Entrambi hanno sulle spalle centinaia di interventi, molti anche rischiosi. «Un segreto importante, oltre che la forma fisica, è anche la concentrazione assoluta che bisogna avere durante gli interventi. Devi restare concentrato al massimo su quello che fai, senza avere altro che in quel momento ti disturba la testa. Sappiamo che a volte non è semplice lasciare fuori dalla caserma i problemi personali, ci siamo passati tutti, ma è l'unica strada».

«La cosa che ci mancherà di più di questo lavoro - concordano entrambi - è la famiglia della caserma. Sono trentadue anni qui dentro, praticamente una vita che abbiamo condiviso con colleghi e amici. Qui noi ci siamo sempre sentiti come a casa».

E ancora: «Questo è il lavoro più bello del mondo perché ti da soddisfazioni, ma ti lascia anche i segni addosso, e dentro, per quello che vedi certe volte. Però ti permette di aiutare le persone. Se fai il pompiere non guardi l'aspetto remunerativo. Quello che ti rende felice è il grazie e l'abbraccio delle persone che aiuti.
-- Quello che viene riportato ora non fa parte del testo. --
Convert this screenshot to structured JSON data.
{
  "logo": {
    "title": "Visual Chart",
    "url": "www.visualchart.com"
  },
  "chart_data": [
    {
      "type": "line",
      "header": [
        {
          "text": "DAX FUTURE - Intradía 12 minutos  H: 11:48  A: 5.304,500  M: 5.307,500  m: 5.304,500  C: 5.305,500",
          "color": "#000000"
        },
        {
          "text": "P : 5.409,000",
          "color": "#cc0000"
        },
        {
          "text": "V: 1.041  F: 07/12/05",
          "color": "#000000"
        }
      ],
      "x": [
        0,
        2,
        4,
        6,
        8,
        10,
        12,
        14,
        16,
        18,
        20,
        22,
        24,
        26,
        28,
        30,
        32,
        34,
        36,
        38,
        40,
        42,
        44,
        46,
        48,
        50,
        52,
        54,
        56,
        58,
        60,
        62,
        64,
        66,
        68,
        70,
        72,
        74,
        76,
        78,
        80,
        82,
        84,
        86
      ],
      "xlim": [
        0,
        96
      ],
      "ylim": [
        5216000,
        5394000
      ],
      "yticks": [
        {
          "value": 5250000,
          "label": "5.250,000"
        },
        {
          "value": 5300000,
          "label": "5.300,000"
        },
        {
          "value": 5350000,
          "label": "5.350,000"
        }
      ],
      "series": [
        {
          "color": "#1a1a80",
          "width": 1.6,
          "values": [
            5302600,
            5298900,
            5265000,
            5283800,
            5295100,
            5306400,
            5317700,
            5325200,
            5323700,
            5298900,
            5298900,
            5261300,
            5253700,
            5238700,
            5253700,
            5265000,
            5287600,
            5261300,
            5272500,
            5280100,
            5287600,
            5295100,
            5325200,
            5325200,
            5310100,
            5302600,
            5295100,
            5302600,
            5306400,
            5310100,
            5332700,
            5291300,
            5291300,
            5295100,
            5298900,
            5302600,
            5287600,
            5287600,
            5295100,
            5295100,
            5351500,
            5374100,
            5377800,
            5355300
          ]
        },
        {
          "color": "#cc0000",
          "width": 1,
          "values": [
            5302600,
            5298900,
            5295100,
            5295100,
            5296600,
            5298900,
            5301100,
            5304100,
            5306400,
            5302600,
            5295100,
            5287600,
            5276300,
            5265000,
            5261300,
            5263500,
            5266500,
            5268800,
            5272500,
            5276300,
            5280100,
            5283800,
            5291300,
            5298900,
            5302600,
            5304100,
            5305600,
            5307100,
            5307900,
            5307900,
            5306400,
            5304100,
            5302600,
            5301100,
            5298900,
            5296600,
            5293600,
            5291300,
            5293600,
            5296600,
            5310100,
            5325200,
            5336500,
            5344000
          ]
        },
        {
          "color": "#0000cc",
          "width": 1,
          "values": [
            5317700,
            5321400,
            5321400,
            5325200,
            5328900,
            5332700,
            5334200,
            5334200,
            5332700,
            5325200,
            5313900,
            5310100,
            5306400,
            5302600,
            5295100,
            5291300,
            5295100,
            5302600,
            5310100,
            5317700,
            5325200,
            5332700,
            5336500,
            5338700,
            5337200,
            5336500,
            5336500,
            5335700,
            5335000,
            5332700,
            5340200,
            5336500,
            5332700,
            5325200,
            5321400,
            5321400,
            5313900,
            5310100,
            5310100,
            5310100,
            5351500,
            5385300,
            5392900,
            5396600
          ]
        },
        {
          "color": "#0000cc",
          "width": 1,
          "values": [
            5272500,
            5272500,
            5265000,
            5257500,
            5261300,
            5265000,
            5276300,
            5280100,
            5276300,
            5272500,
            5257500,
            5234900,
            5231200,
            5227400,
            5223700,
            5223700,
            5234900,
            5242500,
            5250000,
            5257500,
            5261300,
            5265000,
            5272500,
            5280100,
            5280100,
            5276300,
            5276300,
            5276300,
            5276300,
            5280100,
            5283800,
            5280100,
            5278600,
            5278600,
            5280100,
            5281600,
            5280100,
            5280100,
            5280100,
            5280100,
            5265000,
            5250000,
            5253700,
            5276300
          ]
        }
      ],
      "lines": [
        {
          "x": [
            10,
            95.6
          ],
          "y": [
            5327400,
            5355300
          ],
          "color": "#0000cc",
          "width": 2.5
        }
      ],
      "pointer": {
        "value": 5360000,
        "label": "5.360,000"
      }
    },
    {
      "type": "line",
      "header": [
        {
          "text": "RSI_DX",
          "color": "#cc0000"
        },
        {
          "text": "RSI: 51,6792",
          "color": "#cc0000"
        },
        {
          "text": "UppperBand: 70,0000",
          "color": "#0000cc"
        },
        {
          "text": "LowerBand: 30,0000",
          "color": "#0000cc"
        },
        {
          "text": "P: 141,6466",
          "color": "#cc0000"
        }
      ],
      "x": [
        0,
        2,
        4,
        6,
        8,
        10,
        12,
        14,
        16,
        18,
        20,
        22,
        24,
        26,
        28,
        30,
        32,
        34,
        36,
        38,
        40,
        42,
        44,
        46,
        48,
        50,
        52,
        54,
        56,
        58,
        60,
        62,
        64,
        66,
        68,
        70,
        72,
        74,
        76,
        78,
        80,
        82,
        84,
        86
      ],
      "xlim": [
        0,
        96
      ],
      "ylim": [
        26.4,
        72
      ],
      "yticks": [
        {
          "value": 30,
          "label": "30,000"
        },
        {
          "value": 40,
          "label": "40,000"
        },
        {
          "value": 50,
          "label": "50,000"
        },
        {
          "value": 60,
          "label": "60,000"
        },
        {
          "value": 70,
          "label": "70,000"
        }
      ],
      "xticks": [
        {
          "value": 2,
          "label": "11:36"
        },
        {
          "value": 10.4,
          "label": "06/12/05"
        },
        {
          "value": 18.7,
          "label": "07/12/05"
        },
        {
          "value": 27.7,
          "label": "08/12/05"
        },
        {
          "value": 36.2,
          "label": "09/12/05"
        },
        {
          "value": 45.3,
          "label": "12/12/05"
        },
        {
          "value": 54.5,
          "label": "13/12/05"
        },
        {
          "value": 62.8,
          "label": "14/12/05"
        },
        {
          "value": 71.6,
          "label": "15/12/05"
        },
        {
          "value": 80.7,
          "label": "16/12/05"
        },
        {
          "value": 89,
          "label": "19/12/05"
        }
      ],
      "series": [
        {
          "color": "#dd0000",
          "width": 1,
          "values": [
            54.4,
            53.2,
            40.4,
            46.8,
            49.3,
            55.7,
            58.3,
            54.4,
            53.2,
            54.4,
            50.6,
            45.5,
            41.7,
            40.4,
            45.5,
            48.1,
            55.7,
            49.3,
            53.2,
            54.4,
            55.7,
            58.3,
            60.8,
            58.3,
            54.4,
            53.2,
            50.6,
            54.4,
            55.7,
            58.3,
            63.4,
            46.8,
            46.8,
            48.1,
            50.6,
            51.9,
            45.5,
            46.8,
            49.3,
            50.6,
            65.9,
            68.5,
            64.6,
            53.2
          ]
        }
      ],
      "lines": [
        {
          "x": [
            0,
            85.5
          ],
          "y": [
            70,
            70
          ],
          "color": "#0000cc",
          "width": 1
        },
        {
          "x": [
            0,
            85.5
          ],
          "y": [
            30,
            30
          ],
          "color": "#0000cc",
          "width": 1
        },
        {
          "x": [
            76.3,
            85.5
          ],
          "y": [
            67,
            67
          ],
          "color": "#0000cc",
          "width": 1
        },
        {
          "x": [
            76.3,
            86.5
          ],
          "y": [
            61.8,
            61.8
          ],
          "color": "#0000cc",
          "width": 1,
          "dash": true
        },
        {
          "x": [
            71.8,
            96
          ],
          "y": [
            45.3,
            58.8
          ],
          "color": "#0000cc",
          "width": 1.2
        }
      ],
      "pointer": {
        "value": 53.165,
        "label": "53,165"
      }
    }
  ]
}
Questo è appagante».

Altre volte però il mestiere si fa molto duro, soprattutto psicologicamente: «Capita che magari finisci un intervento e ti chiedi: "Avrò davvero fatto tutto il possibile?"»

Daniele e Roberto hanno effettuato anche le missioni in supporto su tutte le calamità che sono accadute in questi anni in Italia: «A noi non sono mai interessati gli elogi, ma il ringraziamento sincero e autentico delle persone che siamo riusciti ad aiutare col nostro lavoro».

Entrambi hanno iniziato come vigili "semplici" e sono arrivati all'apice della loro carriere diventando sia capo reparto e capo turno, quindi con mansioni di responsabilità e soprattutto di formazione dei vigili più giovani.
«Un bravo leader deve essere un trascinatore - afferma Daniele - Quando i ragazzi fanno un buon lavoro vanno gratificati perché fa bene allo spirito. Quando sbagliano, coi dovuti modi, bisogna fargli capire dove hanno sbagliato».

«Ti trovi a prendere decisioni molto importanti in pochi secondi, sia in sala operativa che in strada - aggiunge Roberto - ma è grazie all'esperinza che accumuli negli anni che riesci a fare la cosa giusta. Noi pompieri abbiamo tanti compiti istituzionali, però devi avere le basi di tutto per intervenire. Per questo è importante fare anche dei corsi, per arrivare a conoscere la peculiarità dei vari interventi. Se hai le conoscenze prenderai le decisioni giuste».

«Noi della vecchia guardia - concludono entrambi - abbiamo tutti avuto un punto di riferimento più anziano di servizio, il caposquadra che reputi migliore e che diventa poi il tuo mentore. Proprio per questo serve dare l'esempio: prima di mandare la squadra, vado avanti io che sono il caposquadra: sia per fare un soccorso, ma anche per garantire che tutti poi vadano a casa dalla famiglia».